Saturday, April 16, 2016

How come only the boys on Girls grow up?

I’m a big fan of Girls. I caught on to Lena Dunham’s HBO series late, binged my way through the first few seasons, and it now has the distinction of being the only show I watch in real time, as new episodes come out every Sunday. I liked it because it was fun and well-written and because the characters rang true. I liked that, unlike the characters on other shows I won’t mention, this coed bunch of spoiled Millennial brats actually got called out on their bullshit. But somewhere around the third season, I noticed more and more it was the men calling the women on their bullshit (often eloquently, and with good reason) and rarely the other way around.

As the seasons roll by, this dynamic has corresponded to a puzzling trend: the show’s male supporting characters are maturing. The four female leads are doing the opposite.

Here’s a quick roundup: Ray, once a misanthrope with no ambition or permanent address, is now managing his own business and running for public office (although what happened with that whole thing I’m not sure). He’s also shown a softer side, doggedly defending the women who so relentlessly screw him over. Adam started out as a reclusive, compulsive man-child whose dirty talk was laced with allusions to pedophilia. Now he’s enlightened, generous, evolved. Elijah started out dating a rich older man, perfectly comfortable “being Wendi Deng.” Now he’s backing away from a fling with a celebrity because he knows he deserves more respect. Would the old Elijah have a moments’ hesitation? I think not.

As for the eponymous girls: the two big recent leaps into adulthood – Marnie’s marriage and Shoshanna’s career, have come to screeching halts. Jessa seems to have found a path to relative stability, but has shut out her friends and become financially reliant on a boyfriend in the process. And Hannah is in the middle of some bizarre sociopathic freefall that I don’t even know where to begin with. This growing divide only makes the dynamic of bad female behavior tempered by a male voice of reason more and more pronounced, and it reached a fever pitch this week.

The episode “Homeward Bound” starts with Hannah hightailing it out of a camper and demanding that Fran (the patron saint of male reasonableness) leave her at a truck stop. When he finally relented, called her selfish and rude, and granted her wish, I cheered him on. Hannah then calls her female friends for help. No dice, they’re too busy being selfish and rude. Only Ray is enough of a friend to come and rescue her. And she responds by forcing road head on him, causing him to crash his car, refusing to apologize, and then abandoning him to hop in a stranger’s car. It’s hard to imagine Season 1 Hannah being that awful. And it’s hard to imagine Season 1 Ray accepting it.

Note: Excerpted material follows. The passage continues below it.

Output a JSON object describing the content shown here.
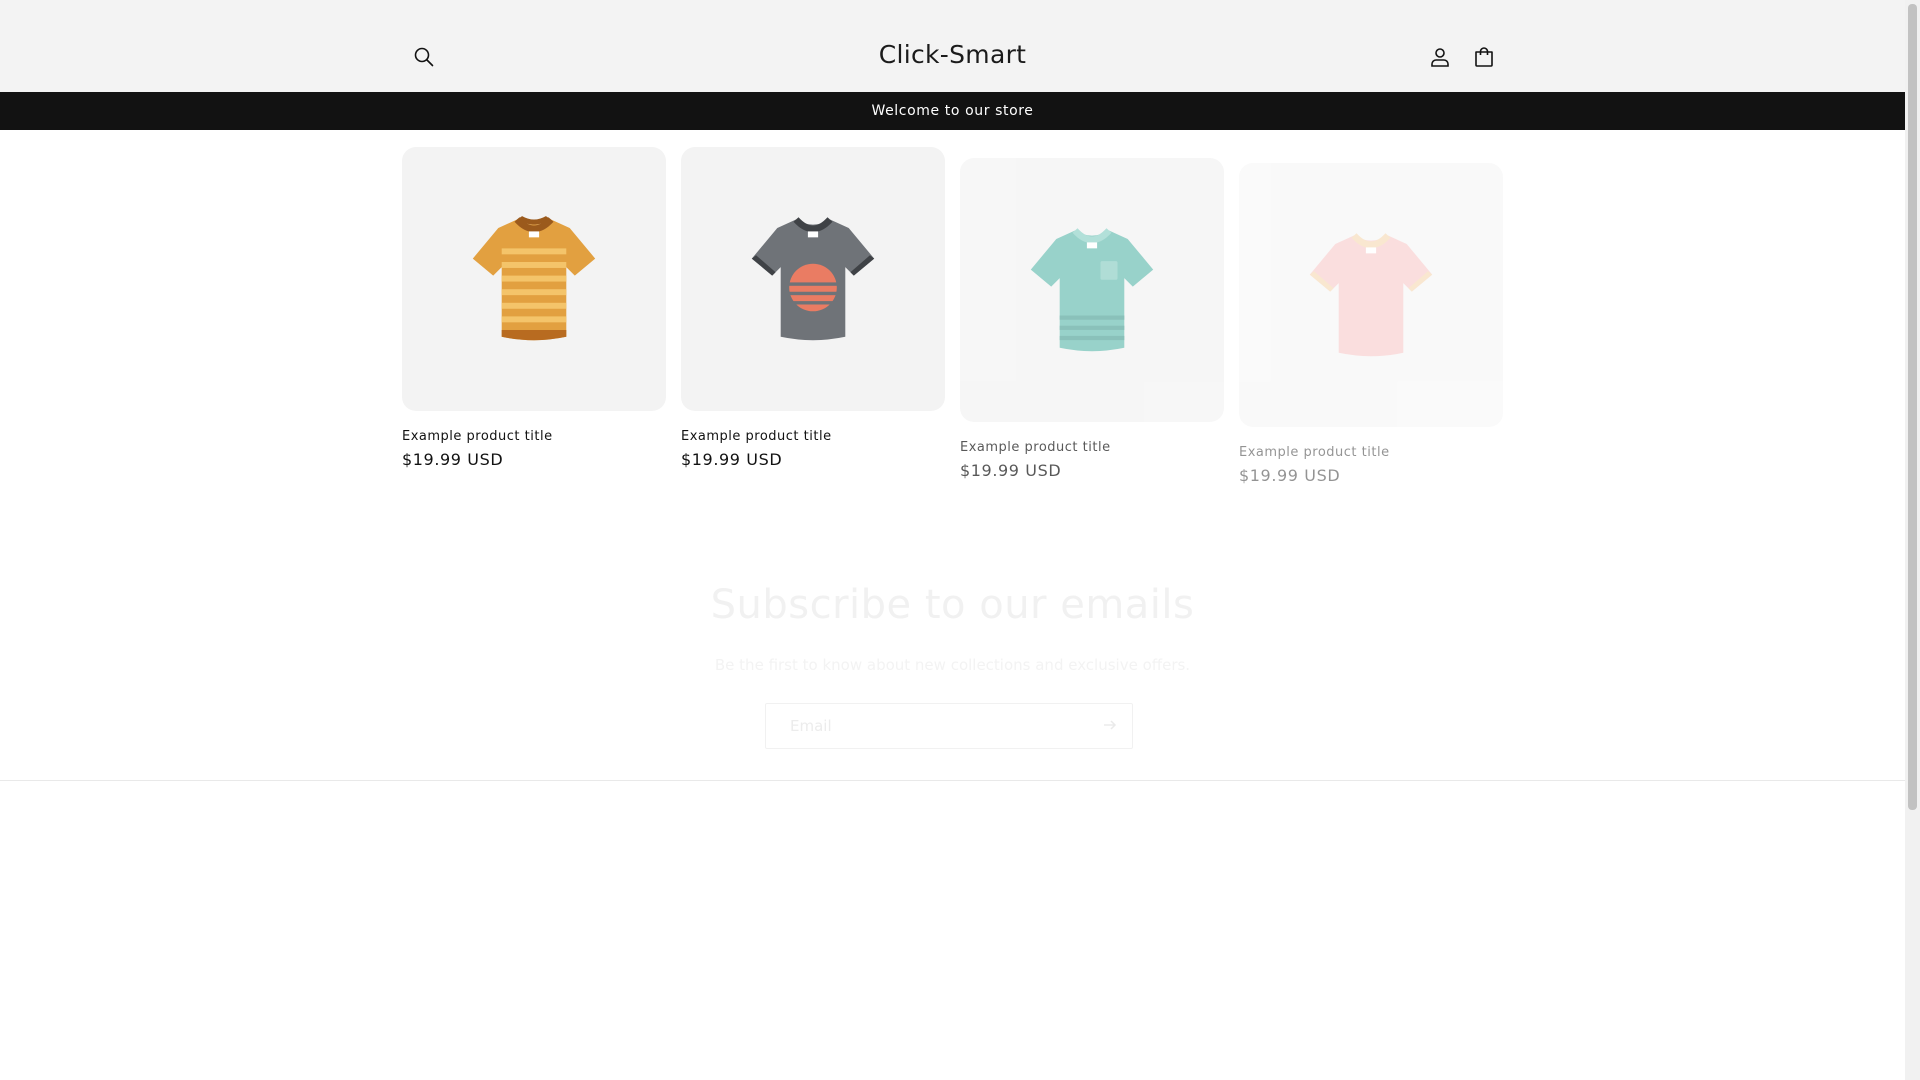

But that is the trajectory that both characters have been on.  

Elsewhere in Girls-world, we have Shoshanna running in to her ex-boyfriend - another one-dimensionally decent dude - at a sushi restaurant, where he explains to her (because apparently she really didn’t know) why it is reprehensible to apply for government assistance while still indulging in pricey sushi lunches. We have Caroline abandoning her partner and baby. We have Adam stepping in to take care of his niece, to Jessa's apparent chagrin. When Jessa uncharacteristically freaks over some spit-up, she hands the infant off to Adam, and demands his help. Adam, in stone-faced disapproval, says “You're an adult. She's a baby. Why do you need more help than a baby?” The camera cuts to Jessa, admonished and without a comeback. 

The episode is absolutely chock full of women being entitled, petulant, and naïve, and men counseling them on how reasonable adults behave.  


There’s this insidious notion running through TV and movies that female characters have to be likeable in order to be compelling. Lena Dunham has always said a fearless “fuck you” to this idea, and I applaud her for that. I also applaud her for flipping the tired old trope of the perfect, beautiful woman with endless patience for the unworthy, flawed man in her life. But at this point in Girls, that role-reversal is starting to feel like an overcorrect. Why is all the emotional support on this show handed down from a man? Why, when the women try to turn to each other for comfort and guidance, does it almost always devolve into brush-offs and accusations? Why, at this point, does all the wisdom on the show come from a male voice? I’m not saying I have to like these women. I’m not saying they have to start behaving themselves, or dedicating their energy to saving the men in their lives. I’m just asking for some indication that as the years have passed, they’ve gained a little wisdom all their own.